Enzyme-assisted photolithography for spatial functionalization of hydrogels

The ability to form functional polymeric patterning structures has important implications for the studies of cell biology, tissue engineering, and medical diagnostics. We have developed a novel enzyme-assisted photolithography (EAPL) method for spatial functionalization of hydrogels via a high throughput fashion. A bisacrylated peptide crosslinker, containing a protease cleavable amino acid sequence and caged by a photolabile moiety, is used during hydrogel polymerization. A facile two-step process is employed, including UV exposure to decage the peptide crosslinker at a desired area and protease development to specifically digest gels at UV treated regions only.
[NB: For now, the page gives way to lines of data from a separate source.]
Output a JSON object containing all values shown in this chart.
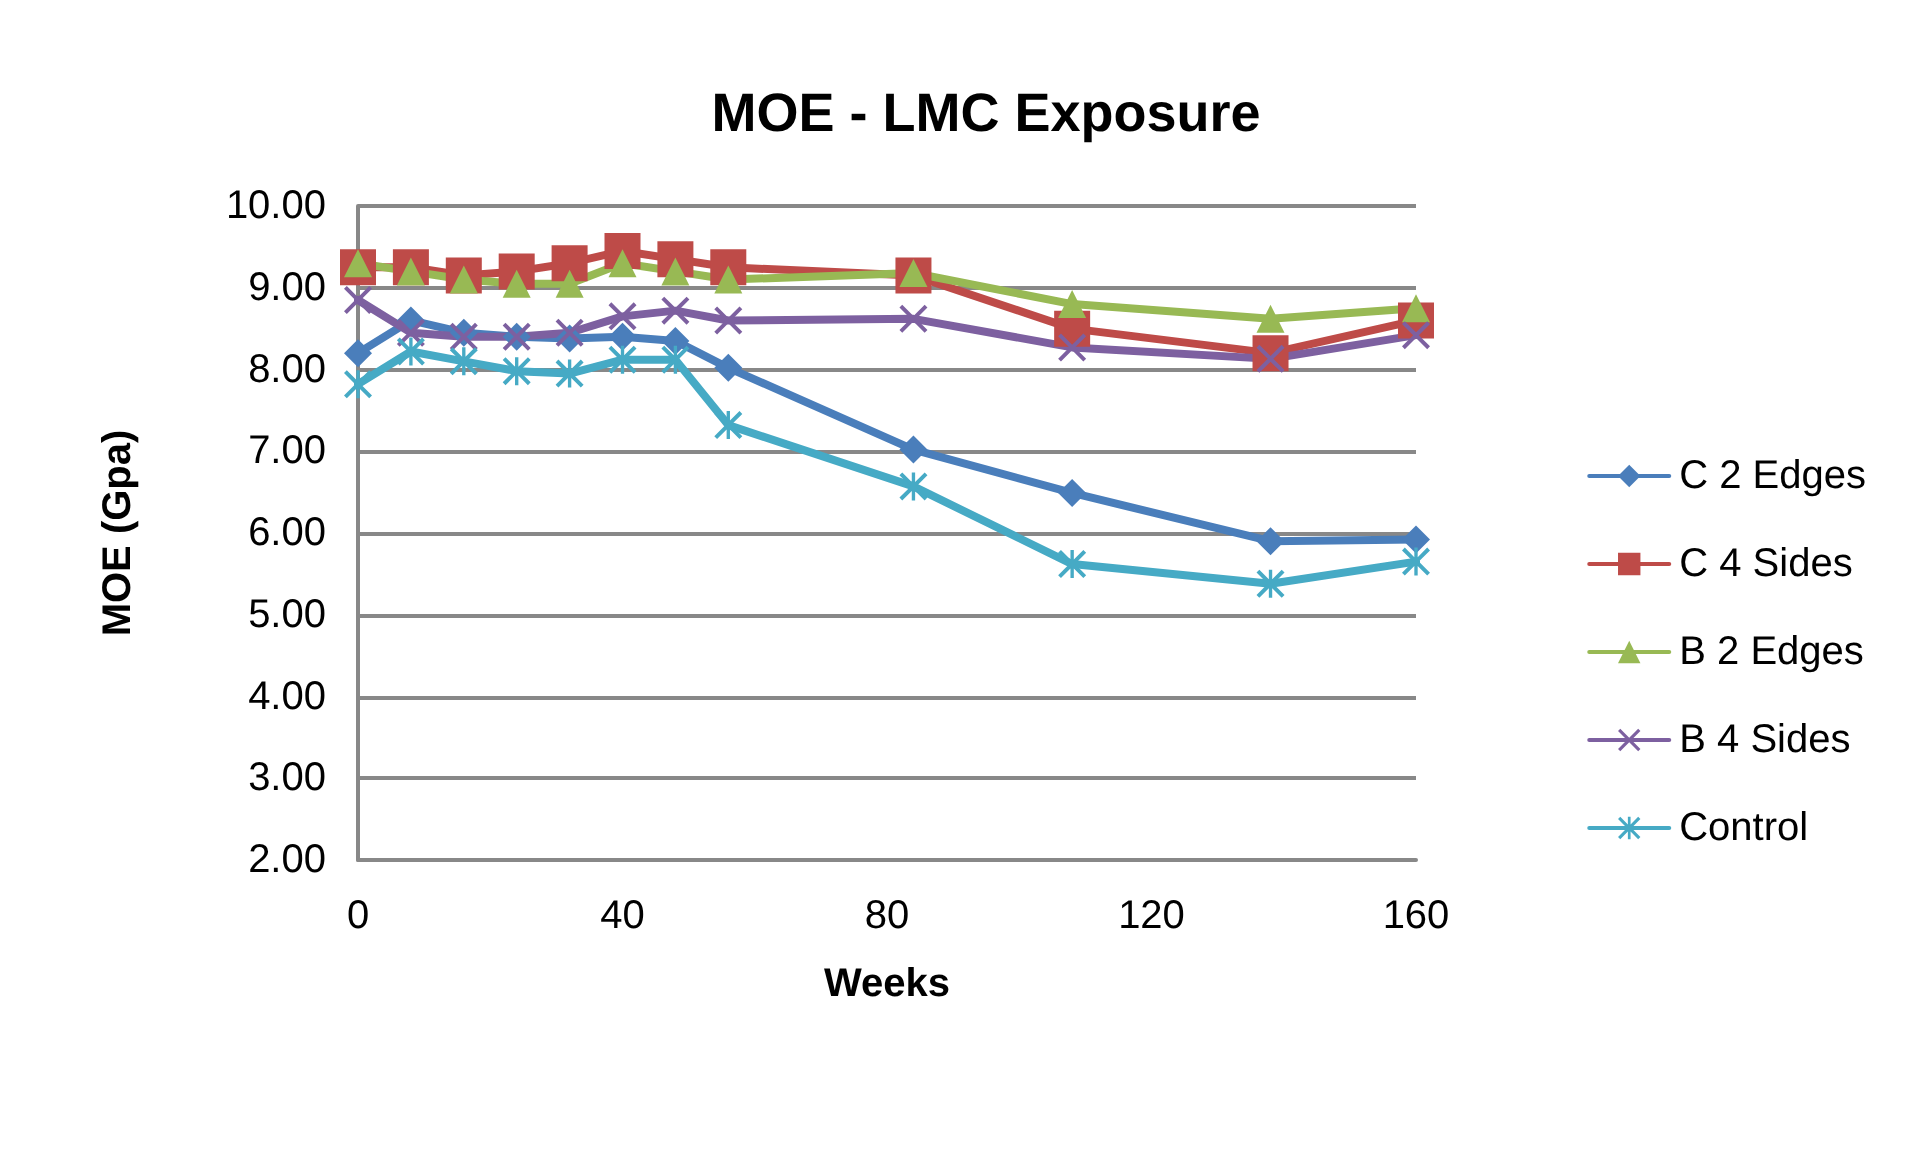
{
  "chart_data": {
    "type": "line",
    "title": "MOE - LMC Exposure",
    "xlabel": "Weeks",
    "ylabel": "MOE (Gpa)",
    "x": [
      0,
      8,
      16,
      24,
      32,
      40,
      48,
      56,
      84,
      108,
      138,
      160
    ],
    "xlim": [
      0,
      160
    ],
    "xticks": [
      0,
      40,
      80,
      120,
      160
    ],
    "ylim": [
      2,
      10
    ],
    "yticks": [
      {
        "value": 2,
        "label": "2.00"
      },
      {
        "value": 3,
        "label": "3.00"
      },
      {
        "value": 4,
        "label": "4.00"
      },
      {
        "value": 5,
        "label": "5.00"
      },
      {
        "value": 6,
        "label": "6.00"
      },
      {
        "value": 7,
        "label": "7.00"
      },
      {
        "value": 8,
        "label": "8.00"
      },
      {
        "value": 9,
        "label": "9.00"
      },
      {
        "value": 10,
        "label": "10.00"
      }
    ],
    "grid": "y",
    "legend": "right",
    "line_style": "solid",
    "series": [
      {
        "name": "C 2 Edges",
        "color": "#4a7ebb",
        "marker": "diamond",
        "values": [
          8.2,
          8.6,
          8.45,
          8.4,
          8.38,
          8.4,
          8.35,
          8.02,
          7.02,
          6.49,
          5.9,
          5.92
        ]
      },
      {
        "name": "C 4 Sides",
        "color": "#be4b48",
        "marker": "square",
        "values": [
          9.25,
          9.25,
          9.15,
          9.2,
          9.3,
          9.45,
          9.35,
          9.25,
          9.15,
          8.5,
          8.2,
          8.6
        ]
      },
      {
        "name": "B 2 Edges",
        "color": "#98b954",
        "marker": "triangle",
        "values": [
          9.3,
          9.2,
          9.1,
          9.05,
          9.05,
          9.3,
          9.2,
          9.1,
          9.18,
          8.8,
          8.62,
          8.75
        ]
      },
      {
        "name": "B 4 Sides",
        "color": "#7d60a0",
        "marker": "cross",
        "values": [
          8.85,
          8.45,
          8.4,
          8.4,
          8.45,
          8.65,
          8.72,
          8.6,
          8.62,
          8.27,
          8.13,
          8.42
        ]
      },
      {
        "name": "Control",
        "color": "#46aac5",
        "marker": "star",
        "values": [
          7.82,
          8.22,
          8.1,
          7.98,
          7.95,
          8.12,
          8.12,
          7.32,
          6.57,
          5.62,
          5.38,
          5.65
        ]
      }
    ]
  }
}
Importantly, proteolysis of the peptide bonds generates free nucleophilic amine groups at the patterned area that can be further functionalized. Using this strategy and caspase-3 as the enzyme developer, we demonstrate the simultaneous generation of topographical and functional patterns into poly(ethylene glycol) (PEG) hydrogels. We show that 20 mm-wide line arrays functionalized with arginine-glycine-aspartic acid (RGD)-containing peptides can be used to generate cell patterns with individual cell resolution. We also fabricated arrays 20 mm diameter cavities decorated with B lymphocyte specific anti-CD19, which was used to achieve a 600-fold enrichment of B-cells from a 0.1% starting B-cell mixture. The simple fabrication process, straightforward chemistry and an all-aqueous based biocompatible and environmentally friendly approach render EAPL a versatile platform to construct biologically responsive 2D patterns or 3D scaffolds for lab-on-a-chip systems and tissue engineering.